14 :
ロイ×スー:
トリア侯の屋敷で、出会った。
二人を彩るものは青色の仲間と、赤色の敵だけ。
数多の敵兵らが散って行き、屋敷内には鮮血が湖沼のごとく溢れ、
そして床や壁に赤色のしみとなって彩っていった。
短弓を手に持ち、女は一輪の花の如く、惨劇の館に立ち尽くしていた。
髪は翡翠の艶、 血に汚れながらも、その肌の白磁ははっきりと見て取れた。
こちらを睨みつける顔立ちは、サカの血を引き、気品のある顔立ちで――
それゆえに、いかんとも形容しがたい、凛とした、美しさを孕んでいた。
15 :
ロイ×スー:2005/03/26(土) 15:26:33 ID:oTm5XxBb
密なる睫に彩られた、その深淵のごときの双眸と目線がかみ合った瞬間――
ロイは心臓の最奥部に狂おしいまでの疼痛を覚えた。
まるで胸郭に銀の槍の一撃を食らったかのような、煩悶を伴う激しい痛み。
鼓動の高鳴りに乗じて、胸部から喉元に重苦しく競りあがる感覚があり、
激しく喉を乾かせた。
止まずこみ上げるその衝動のゆえんが、飢餓感にも似た支配欲であると気づいたのは、
肩を上下させ髪を乱し、柳眉を寄せて地に片膝ついたその姿を見て、
ロイは確信した。欲しい、と。
リキアの一公子であるこの身を初めて高揚させた、凛とした美を持つ少女。
16 :
ロイ×スー:2005/03/26(土) 15:31:58 ID:oTm5XxBb
だが……貴族という身分も、彼女の境遇も出自も何も、
この強烈な衝動の前には意味を成さない。
欲しい、欲しい、欲しい。
渇きし時の水のように、飢えし時の肉のように、この女が、堪らなく、欲しい。
「……助けてくれるの、私を」
女は地に伏したまま、上目遣いに尋ねかける。
癇の中にわずかな怯えを孕んだ、その目線さえロイの尽きない情欲に拍車をかける。今すぐその艶持つ桜唇に噛み付きたい。
衝動を胸中で殺し殺し、折れかけた剣を鞘に収めた。
「助ける。……失ってなるもんか、君のような美しい子を」
惑う女の双眸に視線を合わせ、己も地に片膝をつき……ロイは囁いた。
「 ……君は、なんという名前だ?」
女は静かに俯いた。長い睫が、伏し目の目許に淡い影を落とす。
17 :
ロイ×スー:2005/03/26(土) 15:37:49 ID:oTm5XxBb
「……。」
見知らぬ男におびえたそぶりを見せながら、朱唇は鮮やかに甘い色艶だ。
心を決めたように一つ息をつくと、彼女はやおら顔を上げる。
翡翠の長髪がさらと白皙の美貌の両脇をかすめ、現われ出でたの瞳の漆黒の、なんと鮮やかな色合いか。
「だけど……、スーと呼ばれている。」
「スー……」
返り血が鬱陶しい口内で、ロイはその名を繰り返す。
噂には聞いていた、キアラン公女と灰色の狼の息子の間に生まれた少女。
キアラン公女に似て強い少女と思っていたのに――
これほどに美しいとは……!
「……スー」
繰り返すと、心臓の痛みは激しくなった。
もう御すことは出来ぬだろうと、曹丕は瞑目して悟る。
己の心はもはや甄姫のもの、甄姫に恋し焦がれ狂いだし、もとの形を綺麗に見失ってしまった。

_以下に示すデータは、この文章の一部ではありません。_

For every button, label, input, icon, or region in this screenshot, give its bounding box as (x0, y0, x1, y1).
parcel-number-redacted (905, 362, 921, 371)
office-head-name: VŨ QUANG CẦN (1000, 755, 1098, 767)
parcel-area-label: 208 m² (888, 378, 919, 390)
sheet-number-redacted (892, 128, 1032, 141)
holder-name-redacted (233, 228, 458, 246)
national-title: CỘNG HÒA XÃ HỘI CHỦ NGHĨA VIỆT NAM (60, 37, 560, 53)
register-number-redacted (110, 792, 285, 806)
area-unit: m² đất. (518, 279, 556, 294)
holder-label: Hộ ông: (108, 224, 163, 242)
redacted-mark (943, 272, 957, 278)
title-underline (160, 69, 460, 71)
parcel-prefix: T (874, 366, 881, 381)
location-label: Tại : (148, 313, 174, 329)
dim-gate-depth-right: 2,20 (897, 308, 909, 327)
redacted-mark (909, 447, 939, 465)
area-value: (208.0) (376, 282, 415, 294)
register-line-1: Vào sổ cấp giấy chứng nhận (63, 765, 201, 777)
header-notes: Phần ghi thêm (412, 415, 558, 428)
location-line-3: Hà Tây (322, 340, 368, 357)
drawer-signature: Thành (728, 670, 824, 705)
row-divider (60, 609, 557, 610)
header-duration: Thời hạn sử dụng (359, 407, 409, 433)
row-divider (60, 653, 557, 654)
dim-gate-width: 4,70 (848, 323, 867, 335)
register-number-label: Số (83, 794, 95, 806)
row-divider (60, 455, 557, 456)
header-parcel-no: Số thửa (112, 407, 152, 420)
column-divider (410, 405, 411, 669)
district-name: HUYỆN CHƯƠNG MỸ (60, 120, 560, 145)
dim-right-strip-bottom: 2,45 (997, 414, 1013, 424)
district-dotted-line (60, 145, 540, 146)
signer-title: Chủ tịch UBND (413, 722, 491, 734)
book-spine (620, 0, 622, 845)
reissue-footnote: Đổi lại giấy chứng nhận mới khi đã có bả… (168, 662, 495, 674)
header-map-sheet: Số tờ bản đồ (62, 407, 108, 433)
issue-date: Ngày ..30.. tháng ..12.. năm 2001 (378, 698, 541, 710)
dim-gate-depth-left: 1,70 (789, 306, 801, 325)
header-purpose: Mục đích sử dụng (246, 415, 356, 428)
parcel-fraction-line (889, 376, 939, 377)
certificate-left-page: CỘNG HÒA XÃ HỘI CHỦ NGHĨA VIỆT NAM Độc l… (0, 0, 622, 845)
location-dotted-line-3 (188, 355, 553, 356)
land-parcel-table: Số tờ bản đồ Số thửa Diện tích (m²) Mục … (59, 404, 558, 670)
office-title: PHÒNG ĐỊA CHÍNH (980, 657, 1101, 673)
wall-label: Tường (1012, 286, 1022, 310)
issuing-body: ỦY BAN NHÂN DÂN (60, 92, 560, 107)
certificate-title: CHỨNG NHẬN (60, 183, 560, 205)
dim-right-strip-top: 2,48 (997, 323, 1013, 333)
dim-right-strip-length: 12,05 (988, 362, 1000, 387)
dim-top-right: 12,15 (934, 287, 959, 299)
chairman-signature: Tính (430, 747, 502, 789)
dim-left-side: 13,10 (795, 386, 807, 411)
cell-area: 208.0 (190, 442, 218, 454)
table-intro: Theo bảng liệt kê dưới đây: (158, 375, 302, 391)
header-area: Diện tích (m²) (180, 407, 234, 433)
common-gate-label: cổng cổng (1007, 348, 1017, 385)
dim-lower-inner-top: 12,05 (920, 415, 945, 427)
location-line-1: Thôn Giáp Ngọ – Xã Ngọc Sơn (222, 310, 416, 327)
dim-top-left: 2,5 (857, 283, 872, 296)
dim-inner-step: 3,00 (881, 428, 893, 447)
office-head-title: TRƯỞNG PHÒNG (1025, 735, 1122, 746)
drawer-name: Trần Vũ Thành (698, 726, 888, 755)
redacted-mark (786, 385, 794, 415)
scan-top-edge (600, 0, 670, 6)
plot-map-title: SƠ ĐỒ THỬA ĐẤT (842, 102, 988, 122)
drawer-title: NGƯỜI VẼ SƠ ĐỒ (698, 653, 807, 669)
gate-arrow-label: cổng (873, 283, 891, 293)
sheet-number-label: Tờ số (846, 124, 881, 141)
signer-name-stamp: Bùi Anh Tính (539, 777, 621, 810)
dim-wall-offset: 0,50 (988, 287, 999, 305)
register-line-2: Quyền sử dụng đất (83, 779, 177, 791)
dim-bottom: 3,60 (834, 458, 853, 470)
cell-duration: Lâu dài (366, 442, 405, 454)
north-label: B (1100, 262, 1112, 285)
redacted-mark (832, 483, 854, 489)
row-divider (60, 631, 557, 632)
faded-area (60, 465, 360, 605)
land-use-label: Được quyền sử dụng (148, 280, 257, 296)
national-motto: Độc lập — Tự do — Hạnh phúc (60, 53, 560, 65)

三国の覇権を欲するのと同列の欲望で、この女が欲しい。
「……甄……」
曹丕は、ただ、繰り返す。
胸のうち、恐ろしいほど高まった慕情を持て余しながら――
18 :
ロイ×スー:2005/03/26(土) 15:41:10 ID:oTm5XxBb
唇を合わせると、仄かに血の匂いがスーの鼻先をくすぐった。
拒否を口にしようとした、とした舌はきつく吸い上げられ、
言葉は喘ぎに変わって寝所の空気に淫靡に蕩ける。
スーの腰を抱き寄せながら、開いた片手でロイは腰帯の一つをほどく。
鋼の擦れる音がして、彼の鉄の剣が鞘ごと床に落ち、折れた。
それだけで、ずいぶんロイの体に染み込んで匂う血臭は遠ざかる。
「公子……せめて湯浴みをすませてから……」
喘ぎ喘ぎ訴えた。
血の風に弄ばれ、馬に乗りあがり短弓をふるって敵を屠った。
己が掻いた汗の上、浴びたのは死者の血脂、受け止めたのは自然界の泥と埃と塵埃。
清かな水でさっぱりと洗い流さねば、サカの遊牧民とはいえ気分が悪くて仕方がない。